Do You Compromise When You Teach Horseback Riding?
Dealing with people in any field can require compromise. When we set our standards as instructors or barn owners we should have a mental list of things on which we are absolutely steadfast, and others with which we are willing to compromise.
Having a list allows you to be flexible while at the same time maintaining the control, or standard, you need for your business. Every instructor must make their own decisions and choices. What follows are a few things that have worked for me. They may not be on your list.
Five Things I Won’t Compromise
Hold Harmless Release
- This protects me and is an absolute must. If a student isn’t willing to sign, or if they forget, they will not ride.
- This is for the student’s safety. No one gets on a horse at my farm without a helmet.
- It’s important to determine your basic safety rules for students or horses and stick to them.
- They are safety rules, not safety suggestions.
Kindness to animals
- It’s bad enough that we unintentionally hurt and stress the horses through poor riding. It’s the nature of learning and the bane of the faithful lesson horse. But let me see someone intentional jab a mouth, kick a horse in the belly, lose their temper or do something else inconsiderate, and I’ll take the student off the horse or out of the barn.
No smoking in the barn
This really doesn’t qualify for an explanation. If a person needs to smoke they may do so in their car.
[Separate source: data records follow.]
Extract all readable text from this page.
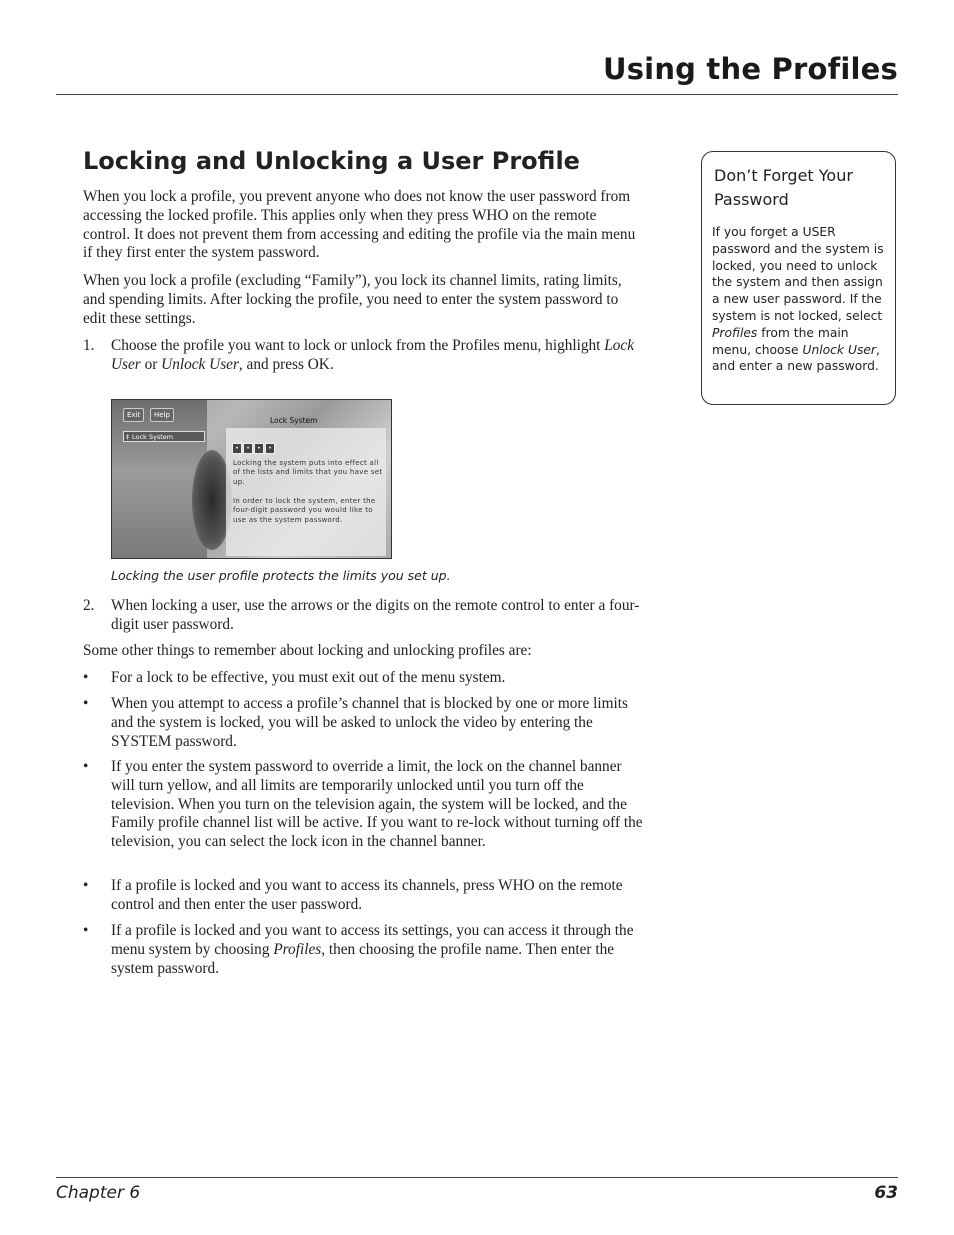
Using the Profiles
Locking and Unlocking a User Profile

When you lock a profile, you prevent anyone who does not know the user password from accessing the locked profile. This applies only when they press WHO on the remote control. It does not prevent them from accessing and editing the profile via the main menu if they first enter the system password.

When you lock a profile (excluding “Family”), you lock its channel limits, rating limits, and spending limits. After locking the profile, you need to enter the system password to edit these settings.

1.	Choose the profile you want to lock or unlock from the Profiles menu, highlight Lock User or Unlock User, and press OK.
Exit	Help
‡ Lock System
Lock System
•	•	•	•
Locking the system puts into effect all of the lists and limits that you have set up.
In order to lock the system, enter the four-digit password you would like to use as the system password.
Locking the user profile protects the limits you set up.
2.	When locking a user, use the arrows or the digits on the remote control to enter a four-digit user password.

Some other things to remember about locking and unlocking profiles are:

•	For a lock to be effective, you must exit out of the menu system.
•	When you attempt to access a profile’s channel that is blocked by one or more limits and the system is locked, you will be asked to unlock the video by entering the SYSTEM password.
•	If you enter the system password to override a limit, the lock on the channel banner will turn yellow, and all limits are temporarily unlocked until you turn off the television. When you turn on the television again, the system will be locked, and the Family profile channel list will be active. If you want to re-lock without turning off the television, you can select the lock icon in the channel banner.
•	If a profile is locked and you want to access its channels, press WHO on the remote control and then enter the user password.
•	If a profile is locked and you want to access its settings, you can access it through the menu system by choosing Profiles, then choosing the profile name. Then enter the system password.
Don’t Forget Your Password
If you forget a USER password and the system is locked, you need to unlock the system and then assign a new user password. If the system is not locked, select Profiles from the main menu, choose Unlock User, and enter a new password.
Chapter 6	63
Five Things I Might Compromise
Helmets at horse shows.
- I won’t require a western pleasure rider to wear a helmet at a show. They’ll wear them at home, but for a shows I’ll agree to a hold harmless that states they are aware of the danger and choose to take the risk.
- And of course parents sign for minors.
- I prefer students wear boots to ride but in certain circumstances I won’t turn someone down for wearing tennis shoes. They may have to ride without stirrups or bareback. Or they may stay on a lead.
Price for lessons
- If I know a dedicated student who can’t afford lessons, I’ll find away to make lessons possible.
- Yeah, even though I know a good business person is a clock watcher, sometimes I’ll let a lesson go long just to make sure we have success, but not at the expense of another student.
- Like people in other businesses, I hope for regular hours. I have been known to give lessons as early as 5:00 AM or as late as 11:00 PM to fit an impossible schedule.
It’s Your Turn
Do you ever compromise in your riding program or boarding barn? What are your ‘never’ and ‘sometimes?’